February 25, 2021

Doctors fear retaliation against conscientious objectors in euthanasia


A health worker speaks on the phone in a hospital in Valencia.

A health worker speaks on the phone in a hospital in Valencia.
F. Calabuig

The imminent approval of the Euthanasia Law It has aroused misgivings in some medical associations, which beyond disagreeing on whether or not its regulation is necessary, fear retaliation against those who sign up in the registers of conscientious objectors to which the health administrations may access.

The Euthanasia Law contemplates the right to conscientious objection of health professionals directly involved and specifies that the refusal to perform this service for reasons of conscience It is an individual decision that must be made in advance and in writing.

To this end, it indicates that the health administrations will create a registry of conscientious objector health professionals whose purpose will be “to provide the necessary information to the health administration so that it can guarantee adequate management of the provision of aid for dying.”

It adds that the registry will be subject to the “principle of strict confidentiality” and to the regulations on the protection of personal data.

However, Doctors see certain problems in creating these records.

“Forcing doctors to register is a mistake. It is possible that there is a registration, but voluntary for the one who wants to sign up. Another different issue is that you have to communicate it to your superior so that he can organize the services, this is very different, “Juan José Rodríguez Sendín, president of the Ethics Commission of the Collegiate Medical Organization (OMC), points out to Efe.

For his part, the president of the Madrid College of Physicians, Manuel Martínez-Sellés, has expressed to Efe his “great concern” about how this fundamental aspect can be articulated of the law and has pointed out that in the Community of Madrid there are many doctors with employment contracts that must be renewed every six months and a lot of job instability.

“We do not know what effects conscientious objection can have on whether or not these colleagues are renewed,” he warned.

He Madrid College of Physicians has publicly spoken out against of the Euthanasia Law arguing that it goes against the deontological code of doctors and its president considers that “if a doctor is willing to do this practice”, this should be the one that is pointed out in a specific registry.

“We believe that it should be done anonymously, that the administration should not be aware of who has made the conscientious objection because we fear the implications it may have at labor levels.”

Also the president of the Ethics Commission of the Council of Medical Associations of Catalonia, Montserrat Esquerda, has doubts about the registration of objectors.

“We think that at no time can a doctor be discriminated against because of his conscience, so that the public or administrative records that try to regulate the objection have a certain risk and that is that they can be used for job boards based on those objections made by the doctors, “he tells Efe.

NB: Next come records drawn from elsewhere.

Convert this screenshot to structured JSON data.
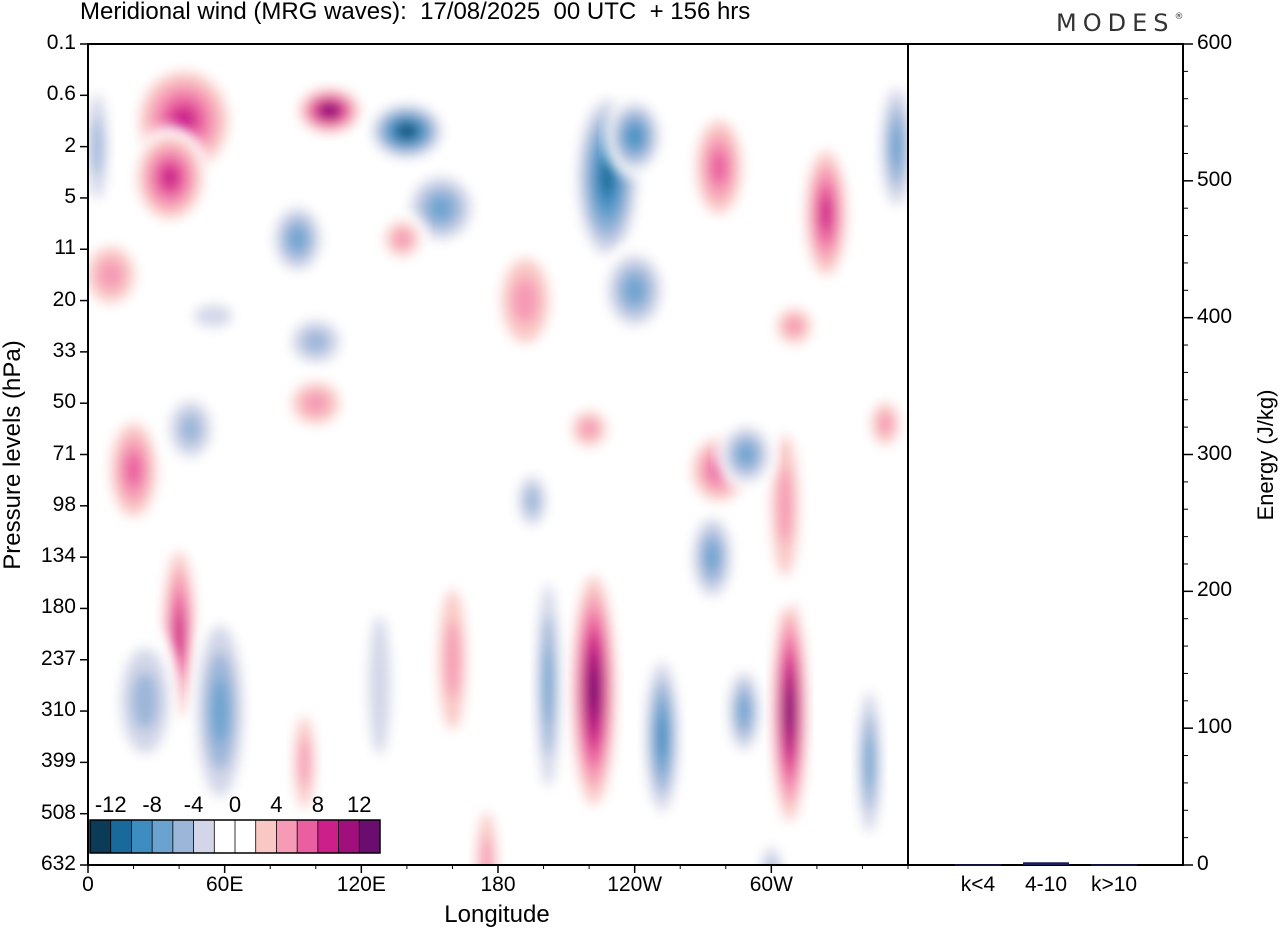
{
  "header": {
    "title": "Meridional wind (MRG waves):  17/08/2025  00 UTC  + 156 hrs",
    "brand": "MODES",
    "brand_mark": "®"
  },
  "chart_data": [
    {
      "type": "heatmap",
      "title": "Meridional wind (MRG waves)",
      "xlabel": "Longitude",
      "ylabel": "Pressure levels (hPa)",
      "x_ticks": [
        "0",
        "60E",
        "120E",
        "180",
        "120W",
        "60W"
      ],
      "x_tick_values": [
        0,
        60,
        120,
        180,
        240,
        300
      ],
      "xlim": [
        0,
        360
      ],
      "y_ticks": [
        "0.1",
        "0.6",
        "2",
        "5",
        "11",
        "20",
        "33",
        "50",
        "71",
        "98",
        "134",
        "180",
        "237",
        "310",
        "399",
        "508",
        "632"
      ],
      "colorbar": {
        "labels": [
          "-12",
          "-8",
          "-4",
          "0",
          "4",
          "8",
          "12"
        ],
        "colors": [
          "#0b3b57",
          "#176a9a",
          "#3d8dc0",
          "#6aa3cf",
          "#9bb6d9",
          "#d2d6e8",
          "#ffffff",
          "#ffffff",
          "#f9c8c5",
          "#f69ab6",
          "#ea5f9f",
          "#cc1f8a",
          "#a00f7c",
          "#6a0d6e"
        ]
      },
      "features": [
        {
          "lon": 106,
          "lev": 1.3,
          "value": 13,
          "w": 14,
          "h": 0.5
        },
        {
          "lon": 140,
          "lev": 1.7,
          "value": -13,
          "w": 16,
          "h": 0.6
        },
        {
          "lon": 42,
          "lev": 1.5,
          "value": 9,
          "w": 22,
          "h": 1.2
        },
        {
          "lon": 36,
          "lev": 2.6,
          "value": 9,
          "w": 16,
          "h": 1.0
        },
        {
          "lon": 228,
          "lev": 2.6,
          "value": -11,
          "w": 14,
          "h": 1.8
        },
        {
          "lon": 240,
          "lev": 1.8,
          "value": -8,
          "w": 12,
          "h": 0.8
        },
        {
          "lon": 277,
          "lev": 2.4,
          "value": 7,
          "w": 12,
          "h": 1.2
        },
        {
          "lon": 324,
          "lev": 3.3,
          "value": 8,
          "w": 10,
          "h": 1.5
        },
        {
          "lon": 92,
          "lev": 3.8,
          "value": -7,
          "w": 12,
          "h": 0.8
        },
        {
          "lon": 155,
          "lev": 3.2,
          "value": -7,
          "w": 16,
          "h": 0.8
        },
        {
          "lon": 240,
          "lev": 4.8,
          "value": -6,
          "w": 14,
          "h": 0.9
        },
        {
          "lon": 138,
          "lev": 3.8,
          "value": 4,
          "w": 10,
          "h": 0.5
        },
        {
          "lon": 192,
          "lev": 5.0,
          "value": 4,
          "w": 14,
          "h": 1.2
        },
        {
          "lon": 355,
          "lev": 2.0,
          "value": -6,
          "w": 8,
          "h": 1.5
        },
        {
          "lon": 4,
          "lev": 2.0,
          "value": -5,
          "w": 6,
          "h": 1.5
        },
        {
          "lon": 10,
          "lev": 4.5,
          "value": 5,
          "w": 14,
          "h": 0.8
        },
        {
          "lon": 100,
          "lev": 5.8,
          "value": -4,
          "w": 14,
          "h": 0.6
        },
        {
          "lon": 20,
          "lev": 8.3,
          "value": 6,
          "w": 12,
          "h": 1.2
        },
        {
          "lon": 40,
          "lev": 11.5,
          "value": 8,
          "w": 8,
          "h": 2.0
        },
        {
          "lon": 25,
          "lev": 12.8,
          "value": -4,
          "w": 14,
          "h": 1.5
        },
        {
          "lon": 58,
          "lev": 13.0,
          "value": -6,
          "w": 12,
          "h": 2.2
        },
        {
          "lon": 95,
          "lev": 14.0,
          "value": 4,
          "w": 6,
          "h": 1.3
        },
        {
          "lon": 128,
          "lev": 12.5,
          "value": -3,
          "w": 8,
          "h": 2.5
        },
        {
          "lon": 160,
          "lev": 12.0,
          "value": 4,
          "w": 8,
          "h": 2.0
        },
        {
          "lon": 222,
          "lev": 12.6,
          "value": 13,
          "w": 10,
          "h": 2.6
        },
        {
          "lon": 202,
          "lev": 12.5,
          "value": -6,
          "w": 6,
          "h": 2.6
        },
        {
          "lon": 252,
          "lev": 13.5,
          "value": -9,
          "w": 8,
          "h": 1.8
        },
        {
          "lon": 274,
          "lev": 10.0,
          "value": -7,
          "w": 10,
          "h": 1.0
        },
        {
          "lon": 288,
          "lev": 13.0,
          "value": -7,
          "w": 8,
          "h": 1.0
        },
        {
          "lon": 308,
          "lev": 13.0,
          "value": 13,
          "w": 8,
          "h": 2.5
        },
        {
          "lon": 306,
          "lev": 9.0,
          "value": 4,
          "w": 8,
          "h": 2.0
        },
        {
          "lon": 343,
          "lev": 14.0,
          "value": -6,
          "w": 6,
          "h": 1.8
        },
        {
          "lon": 277,
          "lev": 8.3,
          "value": 6,
          "w": 14,
          "h": 0.8
        },
        {
          "lon": 289,
          "lev": 8.0,
          "value": -6,
          "w": 12,
          "h": 0.7
        },
        {
          "lon": 45,
          "lev": 7.5,
          "value": -5,
          "w": 12,
          "h": 0.8
        },
        {
          "lon": 310,
          "lev": 5.5,
          "value": 4,
          "w": 10,
          "h": 0.5
        },
        {
          "lon": 195,
          "lev": 8.9,
          "value": -5,
          "w": 8,
          "h": 0.7
        },
        {
          "lon": 220,
          "lev": 7.5,
          "value": 4,
          "w": 10,
          "h": 0.5
        },
        {
          "lon": 100,
          "lev": 7.0,
          "value": 4,
          "w": 14,
          "h": 0.6
        },
        {
          "lon": 55,
          "lev": 5.3,
          "value": -3,
          "w": 14,
          "h": 0.4
        },
        {
          "lon": 175,
          "lev": 16.0,
          "value": 4,
          "w": 6,
          "h": 1.5
        },
        {
          "lon": 300,
          "lev": 16.2,
          "value": -5,
          "w": 6,
          "h": 0.8
        },
        {
          "lon": 350,
          "lev": 7.4,
          "value": 4,
          "w": 8,
          "h": 0.6
        }
      ]
    },
    {
      "type": "bar",
      "ylabel": "Energy (J/kg)",
      "categories": [
        "k<4",
        "4-10",
        "k>10"
      ],
      "values": [
        0.5,
        2,
        0.5
      ],
      "ylim": [
        0,
        600
      ],
      "y_ticks": [
        "0",
        "100",
        "200",
        "300",
        "400",
        "500",
        "600"
      ],
      "bar_color": "#1a1a5e"
    }
  ]
}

At the end of January a meeting of the General Assembly of the General Council of Medical Associations (Cgcom) in which a document on conscientious objection will foreseeably be discussed.

There is a clear divergence of opinions among doctors about euthanasia “just as it happens in society,” indicates Rodríguez Sendín, who does believe that what is important is the development of conscientious objection.

“All doctors defend the lives of patients. Another question is what each one considers of how far life goes and what is an unbearable suffering and where our obligations and the rights of patients begin,” he explains.

In this difference, “the only solution there is, when a law is going to regulate the right of the patient to die early, is conscientious objection “.

In recent weeks, some medical associations have made known their position on the Euthanasia Law, such as that of Madrid, which has been positioned against it, or that of Catalonia (which includes the four professional associations in that region) and who has defended this practice, but has previously claimed universal access to palliative care, as well as economic and social aid for the sick and their families.

For its part, the General Council of Official Medical Associations (Cgcom) considers that the law presents “important questions” and “unclear questions” and it emphasizes that according to the Code of Medical Deontology, the professional “will never intentionally cause the death of any patient, not even in the event of an express request by the latter.”